The frontier of healthcare I.T. is moving at lightning speed. And like all good things, with new technology comes new challenges. One of the greatest challenges healthcare organizations face today is clinical application interoperability – the communication between computer systems, applications, or software to allow them to work in conjunction with one another.
We asked Robbie Morris with TekLinks’ Cybersecurity Consulting Group to shed some light on the difficulties facing clinical interoperability. Robbie is the Vice President of Healthcare and Security Solutions.
What is clinical interoperability and why is it important?
Clinical interoperability is the ability for different apps and programs to work with one another. It can be a real problem when two doctor’s offices regularly refer patients to each other, but their EMRs (Electronic Medical Records) are not integrated.
Consider this process between two medical associates:
- A laboratory requests patient information from a doctor’s office.
- The doctor’s office employee prints a patient record to a PDF or image from the EMR and saves it to his computer’s desktop or download folder.
- The employee then emails the info to the lab.
Seems like a simple solution for sharing patient information, right? The problem is that this patient data is now in a minimum of two unprotected and unregulated places – the employee’s computer and the sent mailbox folder. Once the info lands in the lab employee’s mailbox, this HIPAA-protected data now also lives in the lab employee’s inbox and the location where he saves it to his computer. Exchanging PHI like this increases the risk of mismanagement and leaves the doctor’s office AND laboratory open to HIPAA violations, resulting in the potential for steep fines, loss of reputation, and much more.
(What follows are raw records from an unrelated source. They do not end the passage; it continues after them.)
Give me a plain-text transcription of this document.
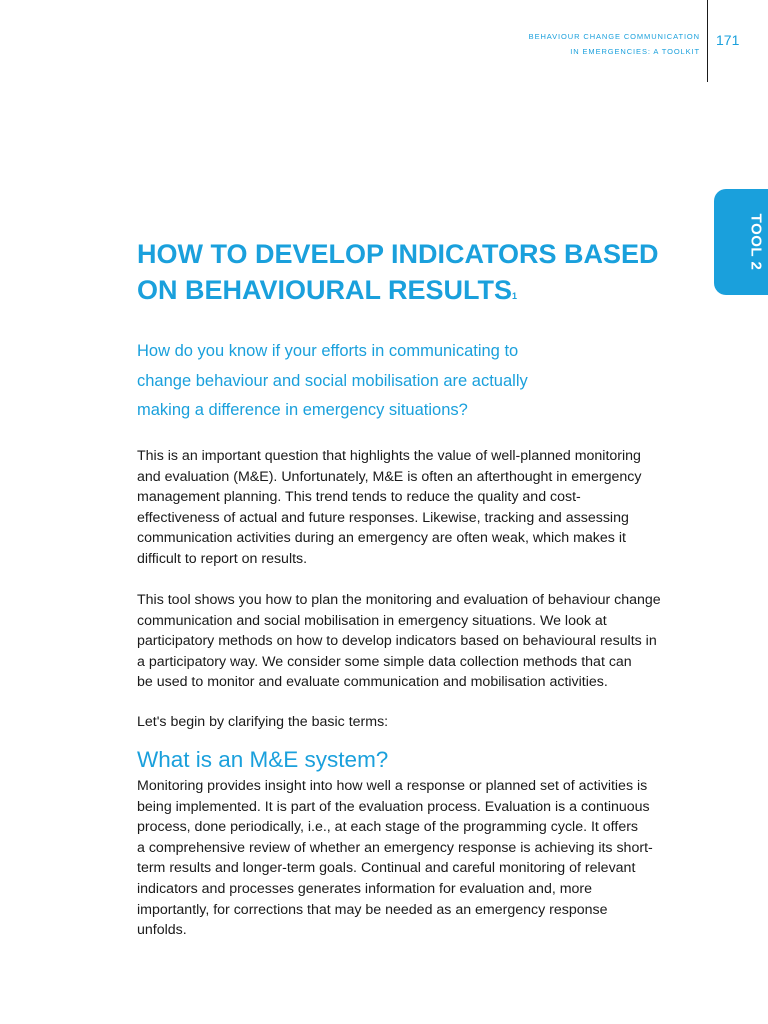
BEHAVIOUR CHANGE COMMUNICATION
IN EMERGENCIES: A TOOLKIT
171
TOOL 2
HOW TO DEVELOP INDICATORS BASED
ON BEHAVIOURAL RESULTS$^1$

How do you know if your efforts in communicating to
change behaviour and social mobilisation are actually
making a difference in emergency situations?

This is an important question that highlights the value of well-planned monitoring
and evaluation (M&E). Unfortunately, M&E is often an afterthought in emergency
management planning. This trend tends to reduce the quality and cost-
effectiveness of actual and future responses. Likewise, tracking and assessing
communication activities during an emergency are often weak, which makes it
difficult to report on results.

This tool shows you how to plan the monitoring and evaluation of behaviour change
communication and social mobilisation in emergency situations. We look at
participatory methods on how to develop indicators based on behavioural results in
a participatory way. We consider some simple data collection methods that can
be used to monitor and evaluate communication and mobilisation activities.

Let's begin by clarifying the basic terms:

What is an M&E system?

Monitoring provides insight into how well a response or planned set of activities is
being implemented. It is part of the evaluation process. Evaluation is a continuous
process, done periodically, i.e., at each stage of the programming cycle. It offers
a comprehensive review of whether an emergency response is achieving its short-
term results and longer-term goals. Continual and careful monitoring of relevant
indicators and processes generates information for evaluation and, more
importantly, for corrections that may be needed as an emergency response
unfolds.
This is just one of the many problems that could arise when interoperability isn’t a priority.
In today’s technology-connected world, security threats are persistent and for most any company, it’s only a matter of time before a security incident happens. Work-arounds like the one mentioned above are an unnecessary risk in exchanging vital patient information.
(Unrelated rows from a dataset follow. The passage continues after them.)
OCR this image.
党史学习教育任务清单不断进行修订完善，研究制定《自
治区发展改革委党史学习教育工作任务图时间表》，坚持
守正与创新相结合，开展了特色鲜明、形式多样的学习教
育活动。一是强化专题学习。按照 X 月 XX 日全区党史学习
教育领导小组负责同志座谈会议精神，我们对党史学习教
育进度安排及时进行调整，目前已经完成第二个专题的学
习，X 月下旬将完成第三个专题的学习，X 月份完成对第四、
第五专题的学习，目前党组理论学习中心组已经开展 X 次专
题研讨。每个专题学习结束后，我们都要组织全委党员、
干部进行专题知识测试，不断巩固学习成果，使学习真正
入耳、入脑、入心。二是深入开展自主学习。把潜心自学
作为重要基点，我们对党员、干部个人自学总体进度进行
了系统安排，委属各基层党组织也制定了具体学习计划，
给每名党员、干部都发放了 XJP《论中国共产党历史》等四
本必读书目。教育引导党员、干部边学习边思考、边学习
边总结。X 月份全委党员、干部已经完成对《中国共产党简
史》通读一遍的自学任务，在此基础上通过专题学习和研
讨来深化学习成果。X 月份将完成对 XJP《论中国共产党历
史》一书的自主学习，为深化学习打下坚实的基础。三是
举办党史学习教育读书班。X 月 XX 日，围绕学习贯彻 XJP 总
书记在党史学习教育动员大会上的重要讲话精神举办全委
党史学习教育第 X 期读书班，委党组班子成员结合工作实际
What can your practice do?
- Find a true solution to sharing patient data. Educate your staff on work-arounds and stop them from happening.
- Consider using an application interface server if you share patient data with multiple external service providers or clinical applications. It’s a more secure solution and easier to expand at a lower cost. Mirth is a widely used data engine software solution. You can host that on a physical server or in a cloud environment such as TekLinks, Microsoft Azure or Amazon Web Services (AWS).
- Invest in your technology architecture. Make sure your network and infrastructure has management functionality – the ability for alerts and usage data to be sent on a regular basis. If there is an activity log, you can monitor functionality and efficiency, and identify if a security breach has occurred.
No matter what solution you choose, clinical interoperability is the key to ensuring your patient data is secure. Not only will your patients thank you, but you’ll be lowering your risks for violation and fines.